At a certain point in your veterinary career, people will ask you for help and advice. This provides you the opportunity to give back, lift others up, provide value and feel good. 

But mentoring doesn’t come natural to all of us. Plus, there are times when people ask but they either are not a good fit or maybe aren’t the type of person in which you want to invest. Here are six tips for evaluating a mentoring request. 

1. Assess the fit. 
Is this a person you have the expertise and skills to help? 

2. Set time parameters. 
If someone wants to have a phone call or take you to lunch, you are not obligated to donate your entire afternoon. Say, ‘Sure I have 30 minutes to talk with you.’ Then stick to the parameters. If needed, kindly stop the person when you need to go. They need to respect your time.

3. Determine the mentee’s willingness. 
Does the mentee actually want guidance? Ask him or her if they are up for honest feedback.
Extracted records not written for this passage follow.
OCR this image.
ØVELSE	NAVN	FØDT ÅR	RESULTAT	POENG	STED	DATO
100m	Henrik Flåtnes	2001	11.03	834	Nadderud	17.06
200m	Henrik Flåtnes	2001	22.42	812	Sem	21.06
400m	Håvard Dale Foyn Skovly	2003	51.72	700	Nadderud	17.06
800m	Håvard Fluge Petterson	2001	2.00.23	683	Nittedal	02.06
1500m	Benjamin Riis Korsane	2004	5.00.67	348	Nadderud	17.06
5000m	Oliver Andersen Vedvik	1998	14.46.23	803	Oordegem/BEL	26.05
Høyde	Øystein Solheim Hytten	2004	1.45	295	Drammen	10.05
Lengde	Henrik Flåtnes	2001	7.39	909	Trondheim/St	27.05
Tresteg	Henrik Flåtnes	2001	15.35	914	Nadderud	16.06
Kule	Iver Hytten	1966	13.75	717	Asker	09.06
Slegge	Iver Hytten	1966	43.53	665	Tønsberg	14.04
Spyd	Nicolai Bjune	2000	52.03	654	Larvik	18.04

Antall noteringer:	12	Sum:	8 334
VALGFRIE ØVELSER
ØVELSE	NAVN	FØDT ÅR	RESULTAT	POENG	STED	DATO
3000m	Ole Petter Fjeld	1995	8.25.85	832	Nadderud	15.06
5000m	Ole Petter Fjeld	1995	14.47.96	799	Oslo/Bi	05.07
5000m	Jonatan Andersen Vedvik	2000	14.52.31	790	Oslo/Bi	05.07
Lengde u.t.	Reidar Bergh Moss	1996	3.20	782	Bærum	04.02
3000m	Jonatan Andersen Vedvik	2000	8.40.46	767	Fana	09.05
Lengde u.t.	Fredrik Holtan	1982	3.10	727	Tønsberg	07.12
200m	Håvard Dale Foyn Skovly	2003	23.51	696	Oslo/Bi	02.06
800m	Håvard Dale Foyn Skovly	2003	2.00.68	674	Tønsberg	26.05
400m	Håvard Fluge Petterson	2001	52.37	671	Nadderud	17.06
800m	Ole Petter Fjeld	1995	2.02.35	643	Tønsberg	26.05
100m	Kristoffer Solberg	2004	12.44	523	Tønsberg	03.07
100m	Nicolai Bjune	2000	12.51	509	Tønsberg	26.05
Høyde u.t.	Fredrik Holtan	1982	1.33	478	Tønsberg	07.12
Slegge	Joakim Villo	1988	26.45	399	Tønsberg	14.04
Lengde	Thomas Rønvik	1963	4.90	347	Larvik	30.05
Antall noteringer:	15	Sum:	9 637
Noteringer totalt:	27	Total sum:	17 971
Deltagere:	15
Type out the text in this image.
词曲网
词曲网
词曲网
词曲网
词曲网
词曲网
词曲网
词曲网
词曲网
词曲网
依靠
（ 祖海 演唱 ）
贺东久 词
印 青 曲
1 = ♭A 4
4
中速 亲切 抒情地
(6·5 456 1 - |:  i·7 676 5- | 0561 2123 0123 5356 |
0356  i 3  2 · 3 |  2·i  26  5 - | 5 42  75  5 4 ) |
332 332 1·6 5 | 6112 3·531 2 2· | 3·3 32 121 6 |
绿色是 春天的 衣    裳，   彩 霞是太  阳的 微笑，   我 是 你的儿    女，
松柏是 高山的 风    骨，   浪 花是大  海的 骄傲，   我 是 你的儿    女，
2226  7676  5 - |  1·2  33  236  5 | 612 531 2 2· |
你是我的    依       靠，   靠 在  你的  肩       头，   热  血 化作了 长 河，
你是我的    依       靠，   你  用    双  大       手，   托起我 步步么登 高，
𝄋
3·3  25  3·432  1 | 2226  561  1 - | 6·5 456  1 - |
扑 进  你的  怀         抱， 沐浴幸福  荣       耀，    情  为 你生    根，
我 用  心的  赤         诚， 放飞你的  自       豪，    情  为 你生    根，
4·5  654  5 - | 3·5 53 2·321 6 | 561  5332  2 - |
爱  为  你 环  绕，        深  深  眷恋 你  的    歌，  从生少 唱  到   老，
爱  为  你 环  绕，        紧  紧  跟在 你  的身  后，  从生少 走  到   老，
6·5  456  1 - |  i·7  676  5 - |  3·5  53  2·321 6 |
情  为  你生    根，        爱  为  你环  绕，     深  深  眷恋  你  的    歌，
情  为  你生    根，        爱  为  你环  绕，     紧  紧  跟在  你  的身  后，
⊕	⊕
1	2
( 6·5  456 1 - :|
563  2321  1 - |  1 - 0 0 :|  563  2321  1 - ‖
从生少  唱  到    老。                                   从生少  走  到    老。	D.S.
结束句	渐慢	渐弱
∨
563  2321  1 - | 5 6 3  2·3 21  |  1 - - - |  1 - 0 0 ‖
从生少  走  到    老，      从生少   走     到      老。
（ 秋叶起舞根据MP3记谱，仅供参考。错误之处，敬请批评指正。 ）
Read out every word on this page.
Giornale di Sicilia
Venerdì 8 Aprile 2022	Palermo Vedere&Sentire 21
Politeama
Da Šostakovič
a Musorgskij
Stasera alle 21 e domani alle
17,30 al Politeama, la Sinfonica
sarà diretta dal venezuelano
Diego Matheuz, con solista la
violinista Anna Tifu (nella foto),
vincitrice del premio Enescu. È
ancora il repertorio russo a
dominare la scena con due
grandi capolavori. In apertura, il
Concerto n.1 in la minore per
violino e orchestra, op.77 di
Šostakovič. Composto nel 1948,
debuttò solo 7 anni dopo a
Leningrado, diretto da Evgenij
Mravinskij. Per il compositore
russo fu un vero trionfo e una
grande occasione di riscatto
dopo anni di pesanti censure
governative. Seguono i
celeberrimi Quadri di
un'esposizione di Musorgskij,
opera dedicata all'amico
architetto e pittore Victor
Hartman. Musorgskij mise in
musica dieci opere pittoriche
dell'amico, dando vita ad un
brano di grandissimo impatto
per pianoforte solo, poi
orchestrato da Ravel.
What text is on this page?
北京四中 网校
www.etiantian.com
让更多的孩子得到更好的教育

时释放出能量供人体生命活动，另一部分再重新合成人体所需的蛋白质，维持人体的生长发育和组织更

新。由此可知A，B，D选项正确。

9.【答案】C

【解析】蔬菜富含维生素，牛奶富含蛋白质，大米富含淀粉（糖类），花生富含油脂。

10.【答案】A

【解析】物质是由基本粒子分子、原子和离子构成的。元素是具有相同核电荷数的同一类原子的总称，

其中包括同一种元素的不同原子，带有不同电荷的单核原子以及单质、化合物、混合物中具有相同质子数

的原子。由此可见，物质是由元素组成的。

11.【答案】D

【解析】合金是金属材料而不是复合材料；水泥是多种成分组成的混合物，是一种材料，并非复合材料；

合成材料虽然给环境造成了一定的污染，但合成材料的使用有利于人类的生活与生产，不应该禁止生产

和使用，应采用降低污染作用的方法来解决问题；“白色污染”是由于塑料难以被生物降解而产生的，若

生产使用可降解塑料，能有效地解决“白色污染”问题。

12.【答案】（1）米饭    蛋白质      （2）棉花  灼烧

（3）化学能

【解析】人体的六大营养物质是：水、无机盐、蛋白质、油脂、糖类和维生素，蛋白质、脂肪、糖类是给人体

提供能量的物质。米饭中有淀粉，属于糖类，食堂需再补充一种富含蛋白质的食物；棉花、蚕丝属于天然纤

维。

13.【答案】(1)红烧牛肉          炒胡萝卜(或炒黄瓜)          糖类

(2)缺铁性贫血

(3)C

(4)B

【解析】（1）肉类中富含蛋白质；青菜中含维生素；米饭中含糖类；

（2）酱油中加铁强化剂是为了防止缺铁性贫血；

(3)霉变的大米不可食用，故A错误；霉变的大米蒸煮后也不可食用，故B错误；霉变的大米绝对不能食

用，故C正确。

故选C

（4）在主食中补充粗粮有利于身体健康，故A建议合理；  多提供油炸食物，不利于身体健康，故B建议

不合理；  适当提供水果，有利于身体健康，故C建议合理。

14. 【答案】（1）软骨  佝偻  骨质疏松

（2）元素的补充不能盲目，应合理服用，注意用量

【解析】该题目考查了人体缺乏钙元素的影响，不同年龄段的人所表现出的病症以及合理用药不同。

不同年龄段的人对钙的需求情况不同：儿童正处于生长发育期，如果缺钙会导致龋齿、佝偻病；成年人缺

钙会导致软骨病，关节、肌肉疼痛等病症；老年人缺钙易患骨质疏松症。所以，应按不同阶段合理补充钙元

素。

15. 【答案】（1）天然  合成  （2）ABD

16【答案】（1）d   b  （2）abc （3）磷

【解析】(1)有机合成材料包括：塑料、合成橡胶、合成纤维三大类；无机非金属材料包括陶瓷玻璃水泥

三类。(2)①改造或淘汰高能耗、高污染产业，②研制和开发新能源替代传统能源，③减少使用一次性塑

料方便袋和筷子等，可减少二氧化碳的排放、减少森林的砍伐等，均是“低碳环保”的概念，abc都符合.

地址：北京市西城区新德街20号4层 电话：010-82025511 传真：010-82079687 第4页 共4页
I get a lot of resumes from acquaintances’ kids looking for me to recommend them for a job or internship. But not all resumes are the caliber I can recommend to my colleagues. The best thing I can offer is kind suggestions for improvement. I’ve had people get mad, taking offense to the fact I won’t just “send it on.” These are parents and students who can’t accept feedback, and they are not likely to get ahead. 

4. Set some goals. 
Ask the mentee what their goals are. Are they ready to do something new or take a leap? There is no reason to listen to someone complain about their personal problems. (If there are concerns, encourage them to seek counseling.) If the mentee isn’t focused and productive, move on. 

5. Ensure appreciation. 
Does the mentee show you genuine appreciation and respect for your time 
and talents? If they are late, constantly rescheduling or just mooching, it’s not a good fit. Have you ever had someone in your house you can’t seem to get to go home no matter how many hints you drop? Or do you have a person who gobbles food or beer and never repays? It feels bad — and it enables. Your mentee should feel grateful for what you offer; if not, it’s not worth it for them. 

6. Decide if you care. 
No, really. Do you enjoy talking to the mentee? That’s the easy gut-check question to ask yourself. If you are having fun and learning something from your mentee, it’s probably a great relationship that could span a career. It can be hard to kindly tell someone no; however, I encourage you, for the mentee’s sake equally as much as your own, to evaluate carefully and offer your time thoughtfully.